The aire we are staying at is owned by a Spanish/British couple who are RV’ers’ also.  You can tell as they designed it in a way that is really user friendly, their experience shows.  They are considering a trip to the US so we exchanged some information with them.  

Later in the day we headed into Malaga which is a town we are both familiar with from school.  We took a local bus into town, as we came around a point of land we had our first view of the harbor.  To our dismay their were 3 cruise ships in port including the largest one we have ever seen.  It turns out there was actually a 4th one but it was a sailing cruise ship and did not stand out.  We knew then that the town would be packed.

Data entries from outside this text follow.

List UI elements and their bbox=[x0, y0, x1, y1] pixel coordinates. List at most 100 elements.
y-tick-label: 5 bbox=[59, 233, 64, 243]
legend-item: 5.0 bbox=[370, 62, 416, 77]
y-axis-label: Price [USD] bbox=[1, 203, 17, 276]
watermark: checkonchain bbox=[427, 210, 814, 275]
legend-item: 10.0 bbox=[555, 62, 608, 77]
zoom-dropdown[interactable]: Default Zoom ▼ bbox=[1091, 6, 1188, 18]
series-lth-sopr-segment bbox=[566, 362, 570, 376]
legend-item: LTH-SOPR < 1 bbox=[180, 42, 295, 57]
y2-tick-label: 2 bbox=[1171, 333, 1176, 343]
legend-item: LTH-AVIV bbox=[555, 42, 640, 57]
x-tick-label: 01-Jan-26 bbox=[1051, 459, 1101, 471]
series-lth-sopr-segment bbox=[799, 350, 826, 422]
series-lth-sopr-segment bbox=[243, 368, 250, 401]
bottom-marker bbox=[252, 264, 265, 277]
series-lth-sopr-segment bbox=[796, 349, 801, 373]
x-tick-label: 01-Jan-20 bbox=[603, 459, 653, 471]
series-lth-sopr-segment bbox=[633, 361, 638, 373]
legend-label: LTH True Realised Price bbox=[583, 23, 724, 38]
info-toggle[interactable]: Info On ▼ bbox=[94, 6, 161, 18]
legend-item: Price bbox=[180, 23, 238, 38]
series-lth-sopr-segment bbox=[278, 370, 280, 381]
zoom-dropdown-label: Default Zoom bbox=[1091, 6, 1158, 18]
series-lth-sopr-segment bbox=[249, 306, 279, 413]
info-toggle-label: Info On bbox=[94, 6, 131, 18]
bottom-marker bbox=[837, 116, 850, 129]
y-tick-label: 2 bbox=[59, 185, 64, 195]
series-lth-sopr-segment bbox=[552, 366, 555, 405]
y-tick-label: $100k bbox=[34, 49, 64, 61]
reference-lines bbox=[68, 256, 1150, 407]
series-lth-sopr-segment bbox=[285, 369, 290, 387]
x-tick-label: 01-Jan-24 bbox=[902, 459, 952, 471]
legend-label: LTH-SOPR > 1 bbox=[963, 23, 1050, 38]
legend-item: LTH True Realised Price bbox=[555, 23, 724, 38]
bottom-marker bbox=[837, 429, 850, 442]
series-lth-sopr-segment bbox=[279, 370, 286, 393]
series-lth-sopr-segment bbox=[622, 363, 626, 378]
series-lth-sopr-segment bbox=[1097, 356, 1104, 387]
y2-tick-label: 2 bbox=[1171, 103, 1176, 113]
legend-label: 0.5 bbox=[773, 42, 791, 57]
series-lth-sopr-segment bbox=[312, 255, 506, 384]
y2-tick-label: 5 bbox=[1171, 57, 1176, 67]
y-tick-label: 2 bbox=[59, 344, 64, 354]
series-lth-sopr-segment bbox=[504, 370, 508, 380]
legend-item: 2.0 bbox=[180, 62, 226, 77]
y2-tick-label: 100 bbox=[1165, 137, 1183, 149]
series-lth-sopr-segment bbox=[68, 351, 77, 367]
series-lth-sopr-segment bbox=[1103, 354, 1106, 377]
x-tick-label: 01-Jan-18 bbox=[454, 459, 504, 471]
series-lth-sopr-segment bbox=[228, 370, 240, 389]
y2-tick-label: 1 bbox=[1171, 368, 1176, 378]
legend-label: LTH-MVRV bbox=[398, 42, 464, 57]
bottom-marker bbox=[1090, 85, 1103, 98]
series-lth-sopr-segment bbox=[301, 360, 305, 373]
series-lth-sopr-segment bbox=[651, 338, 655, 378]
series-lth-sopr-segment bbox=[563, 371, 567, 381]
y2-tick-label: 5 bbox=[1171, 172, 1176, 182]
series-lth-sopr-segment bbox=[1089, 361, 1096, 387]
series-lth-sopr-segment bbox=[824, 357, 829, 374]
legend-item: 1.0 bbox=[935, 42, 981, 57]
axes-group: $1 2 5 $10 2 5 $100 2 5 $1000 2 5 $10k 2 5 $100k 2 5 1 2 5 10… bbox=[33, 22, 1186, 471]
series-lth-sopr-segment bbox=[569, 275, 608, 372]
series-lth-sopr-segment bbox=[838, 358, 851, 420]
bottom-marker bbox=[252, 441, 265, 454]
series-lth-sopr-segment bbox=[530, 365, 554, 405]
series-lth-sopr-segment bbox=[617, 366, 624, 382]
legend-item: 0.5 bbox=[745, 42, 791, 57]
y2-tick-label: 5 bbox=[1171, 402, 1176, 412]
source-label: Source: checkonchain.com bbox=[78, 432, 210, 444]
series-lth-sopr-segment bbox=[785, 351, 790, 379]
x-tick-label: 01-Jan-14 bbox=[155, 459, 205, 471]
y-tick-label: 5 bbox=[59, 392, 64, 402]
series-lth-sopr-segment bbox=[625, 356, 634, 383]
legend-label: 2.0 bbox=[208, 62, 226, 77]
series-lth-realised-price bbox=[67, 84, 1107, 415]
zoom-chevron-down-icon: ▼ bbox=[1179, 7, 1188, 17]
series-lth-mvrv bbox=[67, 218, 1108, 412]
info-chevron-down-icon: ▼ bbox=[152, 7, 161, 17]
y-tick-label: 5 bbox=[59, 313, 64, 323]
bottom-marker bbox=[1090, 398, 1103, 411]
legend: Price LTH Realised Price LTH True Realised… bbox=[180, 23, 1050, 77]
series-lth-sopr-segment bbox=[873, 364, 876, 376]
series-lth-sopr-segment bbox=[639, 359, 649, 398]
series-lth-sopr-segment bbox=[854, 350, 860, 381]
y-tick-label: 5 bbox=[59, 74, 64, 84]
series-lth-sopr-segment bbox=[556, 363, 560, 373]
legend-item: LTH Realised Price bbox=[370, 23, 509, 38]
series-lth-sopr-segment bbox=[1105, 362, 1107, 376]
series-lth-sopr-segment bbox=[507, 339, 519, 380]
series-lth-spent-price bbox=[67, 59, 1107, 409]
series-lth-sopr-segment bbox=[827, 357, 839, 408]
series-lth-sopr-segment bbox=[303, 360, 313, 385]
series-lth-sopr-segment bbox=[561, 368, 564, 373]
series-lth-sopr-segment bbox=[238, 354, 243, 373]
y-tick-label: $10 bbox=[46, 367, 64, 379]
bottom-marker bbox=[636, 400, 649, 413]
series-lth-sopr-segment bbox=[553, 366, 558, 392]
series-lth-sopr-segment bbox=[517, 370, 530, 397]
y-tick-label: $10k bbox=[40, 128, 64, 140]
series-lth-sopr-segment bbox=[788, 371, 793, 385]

Two of the cruise ships in port, the one in the foreground is a normal sized one, the one in the background is the largest we have ever seen.

Malaga had a really nice vibe to it, and we enjoyed wandering around town.  As usual we checked out the cathedral, the castle (Arabic), and some old buildings.  The old town is dwarfed by the new town, but it was still quite large.  The Spanish do a great job of making their down town cores pedestrian friendly.  The walkways are wide, and most streets have very limited access for cars and delivery trucks, so the roads can also safely be used for pedestrian traffic.  Ton really loves how they make it easy to enjoy a stroll.

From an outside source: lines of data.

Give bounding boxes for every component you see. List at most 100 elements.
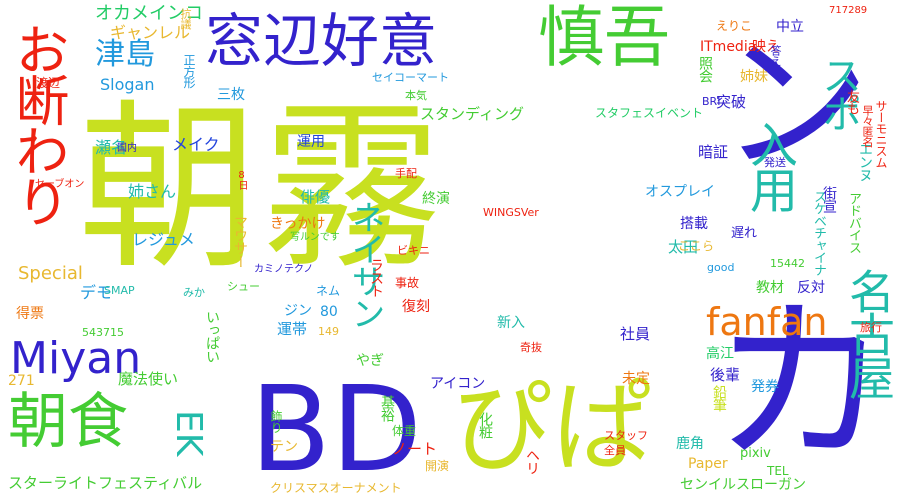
word-shinnyu: 新入 [497,315,525,331]
word-kaien: 開演 [425,459,450,473]
word-mitei: 未定 [622,371,650,387]
word-hanten: 反対 [797,280,825,296]
word-kamino: カミノテクノ [254,264,314,275]
word-seihou: 正方形 [182,54,196,88]
word-sharun: 写ルンです [290,232,340,243]
word-kyoubatsu: 奇抜 [520,341,542,354]
word-taiju: 体重 [392,424,417,438]
word-rentai: 運帯 [277,320,308,338]
word-mika: みか [183,286,205,299]
word-n80: 80 [320,304,338,320]
word-madobeko: 窓辺好意 [205,7,438,75]
word-ryokou: 旅行 [860,321,882,334]
word-tosai: 搭載 [680,216,708,232]
word-asagiri-2: 霧 [262,85,443,294]
word-fanfan: fanfan [706,300,828,344]
word-sarmos: サーモニスム [874,100,888,168]
word-shain: 社員 [620,325,651,343]
word-miyan: Miyan [10,333,142,384]
word-skechi: スケベチャイナ [811,190,826,276]
word-shoukai: 照会 [697,56,713,83]
word-okure: 遅れ [731,226,758,241]
word-neisa: ネイサン [345,200,385,328]
word-jigoku: 事故 [395,276,420,290]
word-tokuhyo: 得票 [16,306,44,322]
word-hassou: 発送 [764,156,786,169]
word-onesan: 姉さん [128,182,177,201]
word-paper: Paper [688,456,728,472]
word-advice: アドバイス [846,192,861,254]
word-honki: 本気 [405,89,427,102]
word-hericopter: ヘリ [524,448,540,475]
word-kiso: 基裕 [379,395,395,422]
word-shuu: シュー [227,280,260,293]
word-ippai: いっぱい [204,310,220,363]
word-gin: ジン [284,303,312,319]
word-bikini: ビキニ [397,244,430,257]
word-kokunai: 国内 [117,143,137,154]
word-pixiv: pixiv [740,446,771,461]
word-ten: テン [270,439,298,455]
word-christmas: クリスマスオーナメント [270,481,402,495]
word-kokora: ここら [678,239,715,253]
word-kakumu: 匿名 [861,126,874,147]
word-enpitsu: 鉛筆 [711,385,727,412]
word-shingo: 慎吾 [538,0,670,76]
word-ek: EK [168,410,209,457]
word-tsushima: 津島 [95,37,155,72]
word-chouku: 朝食 [8,387,128,457]
word-pipa: ぴぱ [452,369,652,486]
word-ospray: オスプレイ [645,184,715,200]
word-bri: BRI [702,95,721,108]
word-sanmai: 三枚 [217,87,245,103]
word-itmedia: ITmedia [700,39,757,55]
word-standing: スタンディング [420,105,524,123]
word-takae: 高江 [706,346,734,362]
word-n543715: 543715 [82,326,124,339]
word-note: ノート [392,440,438,458]
word-kougi: 抗議 [179,8,192,29]
word-nyuyou: 入用 [741,120,797,211]
word-toppa: 突破 [716,93,747,111]
word-n149: 149 [318,325,339,338]
word-zenin: 全員 [604,444,626,457]
word-kaidou: 街宣 [821,186,837,213]
word-genre: ギャンレル [110,23,191,42]
word-starlight: スターライトフェスティバル [8,474,203,492]
word-bae: 映え [752,39,780,55]
word-hachi: 8日 [236,170,247,190]
word-odan: お断わり [6,22,69,226]
word-good: good [707,261,735,274]
word-kikkake: きっかけ [270,216,326,232]
word-kakaku: 鹿角 [676,436,704,452]
word-fukkoku: 復刻 [402,299,430,315]
word-sentence: センイルスローガン [680,477,806,493]
word-slogan: Slogan [100,75,155,94]
word-kanji-ka: カ [712,280,890,487]
word-kouhai: 後輩 [710,366,741,384]
word-sosoku: 早々 [861,105,874,126]
word-mahoutsukai: 魔法使い [118,370,179,388]
word-n15442: 15442 [770,257,805,270]
word-tel: TEL [767,464,789,478]
word-chuuritsu: 中立 [776,19,804,35]
word-unyou: 運用 [297,134,325,150]
word-staffes: スタフェスイベント [595,106,704,120]
word-wings: WINGSVer [483,206,539,219]
word-haiyuu: 俳優 [300,188,331,206]
word-watanabe: 渡辺 [36,76,61,90]
word-sevenon: セーブオン [35,179,85,190]
word-icon: アイコン [430,376,486,392]
word-ankyou: 暗証 [698,143,729,161]
word-special: Special [18,263,83,284]
word-shimai: 姉妹 [740,69,768,85]
word-seikomart: セイコーマート [372,71,449,84]
word-shuuen: 終演 [422,191,450,207]
word-kotae: 答え [769,45,782,66]
word-yagi: やぎ [356,353,384,369]
word-bd: BD [250,360,422,498]
word-resume: レジュメ [132,230,195,249]
word-eriko: えりこ [716,19,753,33]
word-tomo: 友も [844,90,859,115]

Typical Spanish “street” scene.

The high light of the day was the Picasso Museum.  Picasso was originally from Malaga and the museum did a good job of showing the different phases of his development.  Unfortunately there are no photos allowed in the museum. It is an excellent museum without having any of his famous works.  Because of this they focused more on how his work developed from his early days as a student until his late works in his 90’s.

Interior courtyard of the Picasso Museum.

After that we were wandering down a street looking for the market when we came upon an old bar that looked interesting, it was founded in 1840 and was the official supplier of Sherrie for Queen Isabel II before she abdicated and moved to France.  They served glasses of different sherries out of giant wooden casks.  They had a variety of different local sherries which is a regional specialty around Malaga.  They also had a very interesting way of keeping the tab, after you order they take a piece of chalk and write the amount you owe for the round on the wooden bar in front of you.  It’s simple and you know right where you stand, and as an Englishman next to us explained you do not have to worry about losing your spot at the bar when you go to the bathroom, because for someone to take your spot at the bar, they also inherit your tab! Unfortunately we forgot to get a liter to go.

Some of the many Sherries for sale.

We ended the evening sitting around with the owner of the aire and two English couples where we were given some excellent advice about travel.  Malaga was another great stop, we can see why people flock to the Costa del Sol.